SPIEGEL: Ihr Romantik-Buch beginnt mit einer Seereise von Herder 1769. Warum ist es romantisch, in See zu stechen?
Safranski: Von Nietzsche stammt der Aufruf: "Auf die Schiffe, ihr Philosophen!" Man löst sich vom Bekannten, und Herder, der eine Karriere als Prediger in Riga an den Nagel hängt, notiert in sein Reisejournal die alleraufregendsten Gedanken.
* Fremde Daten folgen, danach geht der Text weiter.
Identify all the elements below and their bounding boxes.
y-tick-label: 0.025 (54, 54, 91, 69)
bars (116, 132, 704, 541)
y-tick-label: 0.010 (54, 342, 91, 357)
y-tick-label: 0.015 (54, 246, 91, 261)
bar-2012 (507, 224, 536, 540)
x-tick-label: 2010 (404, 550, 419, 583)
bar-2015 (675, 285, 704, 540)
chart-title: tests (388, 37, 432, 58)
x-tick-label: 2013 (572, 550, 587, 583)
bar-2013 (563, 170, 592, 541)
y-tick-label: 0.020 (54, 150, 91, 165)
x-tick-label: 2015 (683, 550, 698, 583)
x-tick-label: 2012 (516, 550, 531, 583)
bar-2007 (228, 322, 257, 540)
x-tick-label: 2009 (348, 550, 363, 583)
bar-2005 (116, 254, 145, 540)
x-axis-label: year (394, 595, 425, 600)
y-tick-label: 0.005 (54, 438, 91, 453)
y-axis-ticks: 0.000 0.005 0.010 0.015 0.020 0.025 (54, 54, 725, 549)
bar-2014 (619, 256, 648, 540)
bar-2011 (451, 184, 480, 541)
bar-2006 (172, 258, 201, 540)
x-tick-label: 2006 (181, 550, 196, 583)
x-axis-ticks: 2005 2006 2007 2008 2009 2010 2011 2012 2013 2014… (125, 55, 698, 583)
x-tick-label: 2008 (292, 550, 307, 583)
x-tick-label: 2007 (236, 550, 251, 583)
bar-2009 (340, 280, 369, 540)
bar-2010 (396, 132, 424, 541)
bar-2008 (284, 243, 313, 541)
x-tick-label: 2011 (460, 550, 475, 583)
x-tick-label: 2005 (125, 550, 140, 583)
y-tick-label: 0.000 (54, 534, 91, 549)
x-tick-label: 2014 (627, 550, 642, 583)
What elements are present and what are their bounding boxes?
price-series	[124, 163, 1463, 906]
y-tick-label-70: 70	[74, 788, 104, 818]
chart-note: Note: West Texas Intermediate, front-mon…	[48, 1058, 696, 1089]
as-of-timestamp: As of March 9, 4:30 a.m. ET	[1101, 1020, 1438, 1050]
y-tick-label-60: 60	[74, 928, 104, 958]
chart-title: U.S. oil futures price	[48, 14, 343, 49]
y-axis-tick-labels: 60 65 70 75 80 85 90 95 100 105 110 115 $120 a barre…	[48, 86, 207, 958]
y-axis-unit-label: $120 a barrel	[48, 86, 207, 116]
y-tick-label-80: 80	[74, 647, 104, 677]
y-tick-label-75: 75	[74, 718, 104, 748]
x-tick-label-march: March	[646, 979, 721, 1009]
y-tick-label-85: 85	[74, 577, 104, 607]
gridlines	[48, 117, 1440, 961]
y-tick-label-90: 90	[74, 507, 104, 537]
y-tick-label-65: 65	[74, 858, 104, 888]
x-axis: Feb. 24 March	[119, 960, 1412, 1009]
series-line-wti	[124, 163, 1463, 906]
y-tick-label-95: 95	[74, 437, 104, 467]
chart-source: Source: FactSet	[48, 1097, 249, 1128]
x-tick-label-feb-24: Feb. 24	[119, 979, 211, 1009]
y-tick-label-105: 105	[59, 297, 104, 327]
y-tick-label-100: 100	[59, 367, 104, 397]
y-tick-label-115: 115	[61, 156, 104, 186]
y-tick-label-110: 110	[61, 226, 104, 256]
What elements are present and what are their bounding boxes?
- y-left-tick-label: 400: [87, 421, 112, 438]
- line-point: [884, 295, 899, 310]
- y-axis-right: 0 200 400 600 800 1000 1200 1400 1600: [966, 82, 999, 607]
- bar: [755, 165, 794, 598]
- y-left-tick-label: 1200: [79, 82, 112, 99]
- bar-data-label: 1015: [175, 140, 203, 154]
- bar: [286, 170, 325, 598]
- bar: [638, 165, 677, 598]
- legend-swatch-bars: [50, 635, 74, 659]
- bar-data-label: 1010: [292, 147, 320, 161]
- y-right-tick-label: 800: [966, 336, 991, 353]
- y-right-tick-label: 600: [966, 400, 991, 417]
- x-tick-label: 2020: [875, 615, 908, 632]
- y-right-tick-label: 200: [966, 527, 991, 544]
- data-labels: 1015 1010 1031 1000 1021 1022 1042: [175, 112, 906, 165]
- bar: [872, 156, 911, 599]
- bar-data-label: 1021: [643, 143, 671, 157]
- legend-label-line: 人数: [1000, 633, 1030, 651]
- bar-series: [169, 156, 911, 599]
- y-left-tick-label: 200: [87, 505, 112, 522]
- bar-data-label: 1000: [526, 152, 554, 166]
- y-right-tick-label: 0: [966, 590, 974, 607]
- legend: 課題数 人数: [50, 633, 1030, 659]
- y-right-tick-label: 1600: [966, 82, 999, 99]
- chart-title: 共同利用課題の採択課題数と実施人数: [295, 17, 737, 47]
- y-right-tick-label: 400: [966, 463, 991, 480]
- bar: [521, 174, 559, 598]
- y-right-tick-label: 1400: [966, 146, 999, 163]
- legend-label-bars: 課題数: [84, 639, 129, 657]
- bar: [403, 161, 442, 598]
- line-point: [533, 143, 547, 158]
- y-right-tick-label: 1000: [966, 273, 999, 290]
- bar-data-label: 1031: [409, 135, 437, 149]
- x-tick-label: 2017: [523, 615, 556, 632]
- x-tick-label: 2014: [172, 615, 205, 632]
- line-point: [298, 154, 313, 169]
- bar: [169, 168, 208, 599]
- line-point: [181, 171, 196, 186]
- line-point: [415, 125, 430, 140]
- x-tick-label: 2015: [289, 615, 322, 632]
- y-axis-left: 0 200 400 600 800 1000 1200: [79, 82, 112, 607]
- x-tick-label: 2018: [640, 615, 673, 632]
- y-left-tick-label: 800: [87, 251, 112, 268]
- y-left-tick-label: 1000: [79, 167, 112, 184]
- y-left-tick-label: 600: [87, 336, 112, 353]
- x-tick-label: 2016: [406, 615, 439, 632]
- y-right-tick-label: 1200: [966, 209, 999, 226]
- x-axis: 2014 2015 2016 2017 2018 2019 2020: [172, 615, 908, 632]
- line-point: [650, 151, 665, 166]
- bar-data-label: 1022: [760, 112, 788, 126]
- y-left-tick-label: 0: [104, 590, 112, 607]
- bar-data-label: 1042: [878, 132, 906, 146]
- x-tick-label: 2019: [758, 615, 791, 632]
Im Übrigen ist es auch einfach schön, auf die Frage nach dem Anfang der Romantik antworten zu können: "Ganz genau im Mai 1769, als Herder in See stach".
SPIEGEL: Nach dem Epochenbruch der Französischen Revolution tanzen Hegel, Hölderlin, Schelling um den Freiheitsbaum. Doch dann die anfängliche Napoleon-Begeisterung - warum wird ein militärischer Eroberer für die Romantiker zur Kultfigur?
Safranski: Er ist die erste große Ich-AG. Ein charismatisches Super-Ich, das die Welt verändert. Wenn Fichte später die Himmelfahrt des Ich betreiben kann, dann auf dem Hintergrund dieser Erfahrung.
SPIEGEL: Warum ist dann eigentlich die Romantik nicht in Frankreich zu Hause, sondern in Deutschland?
Safranski: Tatsächlich ist der Begriff von den Romantikern selber erfunden worden, zum Beispiel wollte Friedrich Schlegel die Welt als "Roman" ausbreiten, als eine Art "Universalpoesie". Das Romantische wird später auch Frankreich und Russland erfassen, auch in den USA gibt es mit den Transzendentalisten, mit Emerson und Thoreau, eine romantische Bewegung. Auch in England gab es Vorspiele. Aber richtig los geht das Ganze dann erst in Deutschland.
SPIEGEL: Warum?
Safranski: Madame de Staël fand, das ging nur in Deutschland.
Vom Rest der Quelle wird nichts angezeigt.